Update: Cadence Completes Acquisition of Tensilica (Apr 24, 2013)
Provides the Highest Productivity Configurable Processor Design Environment with More Options, Flexibility and Automation
Santa Clara , CA, December 10, 2007 — Tensilica, Inc. today announced that that it has upgraded its two Xtensa® configurable processor families (the Xtensa 7 and Xtensa LX2) with new hardware options and software tool enhancements that make it appeal to an even wider audience of SOC (system-on-chip) designers. Highlights of these capabilities include a new, smaller general purpose register file option, new integer multiplier and divider execution unit options, two new AMBA™ (Advanced Microcontroller Bus Architecture 3.0) bridge options, as well as an easy-to-use new configuration tool that analyzes source C/C++ code and automatically suggests VLIW (very long instruction word) instruction extensions that lead to 30-60 percent improvements in general purpose code performance. These new capabilities provide designers with the most productive configurable processor design environment, with automated features that ensure each processor design is correct by construction.
“This new product generation represents a significant enhancement of our Xtensa processor line in three dimensions – in support of even leaner deeply embedded ‘data engine’ configurations, in richer high-end system support, and in significantly enhancing our processor analysis, modeling, and software tools,” explained Chris Rowen, Tensilica’s president and CEO. “Our Xtensa processors are already widely demanded. These advances both help existing Xtensa users design more sophisticated SOCs and enable new designers to get the full benefits of configurable processors with less design effort and design time than ever before.”
Steve Roddy, Tensilica’s vice president of marketing added, “The Xtensa configurable processor architecture is so flexible that it is currently in production in functions as varied as a simple cacheless controller, a mid-range Linux applications processor, a high-performance 3-issue VLIW general purpose processor, an audio DSP (digital signal processor), a video DSP engine, high performance image processors, and high performance network processors. No other processor architecture comes close to matching this versatility.”
New Hardware Options
The five most significant new hardware options introduced by Tensilica include: a 16-entry register file, a relocatable exception vector option, a low-area multiplier, an integer divider, and new AMBA-compatible bridges.
First, Tensilica added support for a smaller 16-entry main register file in the Xtensa processor, in addition to the existing support for 32-entry and 64-entry configuration options. This enables the instantiation of a very small processor core that competes in area and power with 8-bit and 16-bit microcontrollers and yet provides the performance, flexibility, and features of a 32-bit controller.

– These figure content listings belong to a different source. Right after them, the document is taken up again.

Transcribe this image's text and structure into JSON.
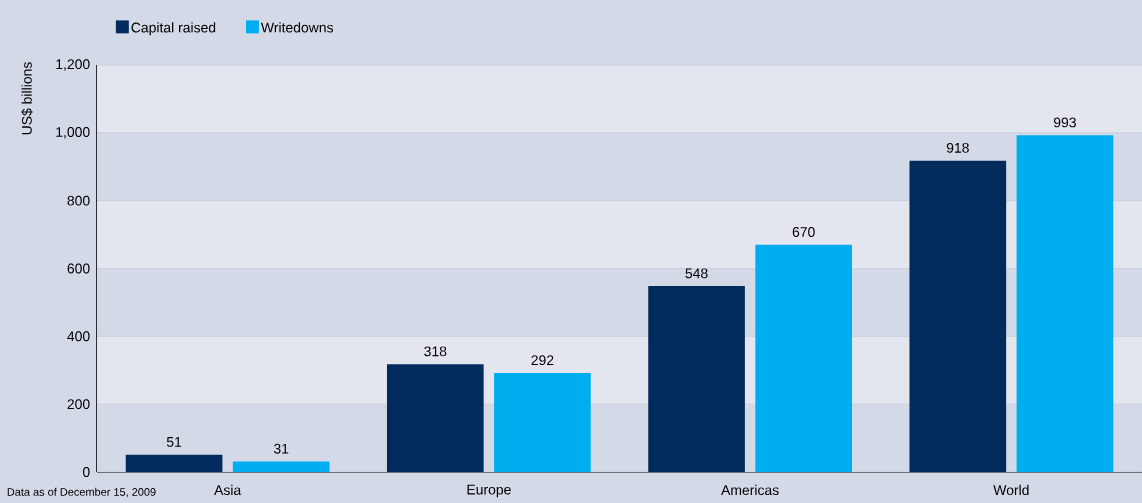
{
  "chart_data": {
    "type": "bar",
    "ylabel": "US$ billions",
    "categories": [
      "Asia",
      "Europe",
      "Americas",
      "World"
    ],
    "series": [
      {
        "name": "Capital raised",
        "color": "#002b5c",
        "values": [
          51,
          318,
          548,
          918
        ]
      },
      {
        "name": "Writedowns",
        "color": "#00aeef",
        "values": [
          31,
          292,
          670,
          993
        ]
      }
    ],
    "ylim": [
      0,
      1200
    ],
    "yticks": [
      0,
      200,
      400,
      600,
      800,
      {
        "value": 1000,
        "label": "1,000"
      },
      {
        "value": 1200,
        "label": "1,200"
      }
    ],
    "grid": "y",
    "legend": "top left",
    "data_labels": true,
    "annotations": [
      "Data as of December 15, 2009"
    ]
  }
}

Second, by adding support for relocatable exception vectors, Tensilica is enabling customers to change the memory location of exception and interrupt handlers in software post-silicon. This gives more flexibility to the SOC designer and eases system design.
Third, Tensilica added a low-area, multi-cycle 32x32 multiplier configuration option, which enables the design of an Xtensa configuration that is very small in area, but still has good performance on multiply-rich applications, such as MP3 decoding. This gives designers a new choice that is more area efficient than the existing single-cycle, fully-pipelined 32-bit and 16-bit multiplier configuration choices and still much higher performance than pure software emulation of multiply instructions.

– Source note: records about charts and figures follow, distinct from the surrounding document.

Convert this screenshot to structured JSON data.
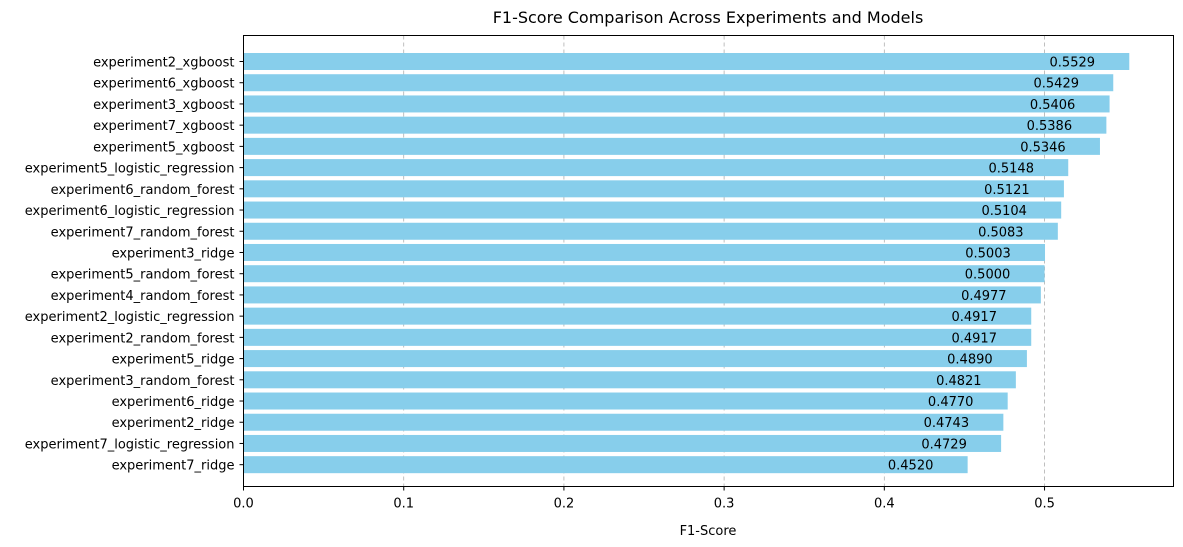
{
  "chart_data": {
    "type": "bar",
    "orientation": "horizontal",
    "title": "F1-Score Comparison Across Experiments and Models",
    "xlabel": "F1-Score",
    "ylabel": "",
    "xlim": [
      0,
      0.5805
    ],
    "xticks": [
      0.0,
      0.1,
      0.2,
      0.3,
      0.4,
      0.5
    ],
    "xtick_labels": [
      "0.0",
      "0.1",
      "0.2",
      "0.3",
      "0.4",
      "0.5"
    ],
    "grid": "x-dashed",
    "bar_color": "#87ceeb",
    "categories": [
      "experiment2_xgboost",
      "experiment6_xgboost",
      "experiment3_xgboost",
      "experiment7_xgboost",
      "experiment5_xgboost",
      "experiment5_logistic_regression",
      "experiment6_random_forest",
      "experiment6_logistic_regression",
      "experiment7_random_forest",
      "experiment3_ridge",
      "experiment5_random_forest",
      "experiment4_random_forest",
      "experiment2_logistic_regression",
      "experiment2_random_forest",
      "experiment5_ridge",
      "experiment3_random_forest",
      "experiment6_ridge",
      "experiment2_ridge",
      "experiment7_logistic_regression",
      "experiment7_ridge"
    ],
    "values": [
      0.5529,
      0.5429,
      0.5406,
      0.5386,
      0.5346,
      0.5148,
      0.5121,
      0.5104,
      0.5083,
      0.5003,
      0.5,
      0.4977,
      0.4917,
      0.4917,
      0.489,
      0.4821,
      0.477,
      0.4743,
      0.4729,
      0.452
    ],
    "value_labels": [
      "0.5529",
      "0.5429",
      "0.5406",
      "0.5386",
      "0.5346",
      "0.5148",
      "0.5121",
      "0.5104",
      "0.5083",
      "0.5003",
      "0.5000",
      "0.4977",
      "0.4917",
      "0.4917",
      "0.4890",
      "0.4821",
      "0.4770",
      "0.4743",
      "0.4729",
      "0.4520"
    ]
  }
}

Fourth, Tensilica added a low-area divider configuration option, requiring only about 4000 gates. This provides a standardized and powerful way to boost performance on numerically intensive applications such as those running on GPS (global positioning satellite) controllers and real-time control code applications that are typical of servo, motor and engine control.
Finally, Tensilica added the AMBA 3 AXI bridge as a click-box configuration option. This, in addition to the existing AMBA 2 AHB-lite (Advanced High-performance Bus-lite) bridge option, allows designers to seamlessly drop Xtensa processors into AMBA-based systems and eases the use of Xtensa processors with other AMBA peripherals.
Software Tools Enhancements
Tensilica made many significant enhancements to its software development toolkit and the Eclipse-based Xtensa Xplorer™ design environment to make it even easier and faster for designers who have never used configurable processors before. The most important of the processor configuration tool enhancements is the automated Flexible Length Instruction Extension (FLIX) generator for Xtensa LX2, which profiles a designer’s target C code and suggests VLIW instruction specifications that can significantly accelerate the most critical code. By allowing two or three instructions to execute simultaneously, FLIX allows an Xtensa LX2 processor to act as a 2- or 3-issue VLIW CPU.
Designers can accelerate general purpose code between 40-60 percent by using simple, general purpose VLIW instructions. This tool eliminates the need for the designer to analyze the code for areas that can be sped up in this way, significantly speeding the design experience. After the processor core has been created using these new VLIW instructions, software developers programming the Xtensa core need only use the standard Xtensa C/C++ Compiler (XCC), which automatically extracts the instruction-level parallelism from C/C++ code and bundles operations into VLIW instructions whenever possible. So, the programmer does not have to modify the application C/C++ code to take advantage of the VLIW instruction extensions to speed up the code.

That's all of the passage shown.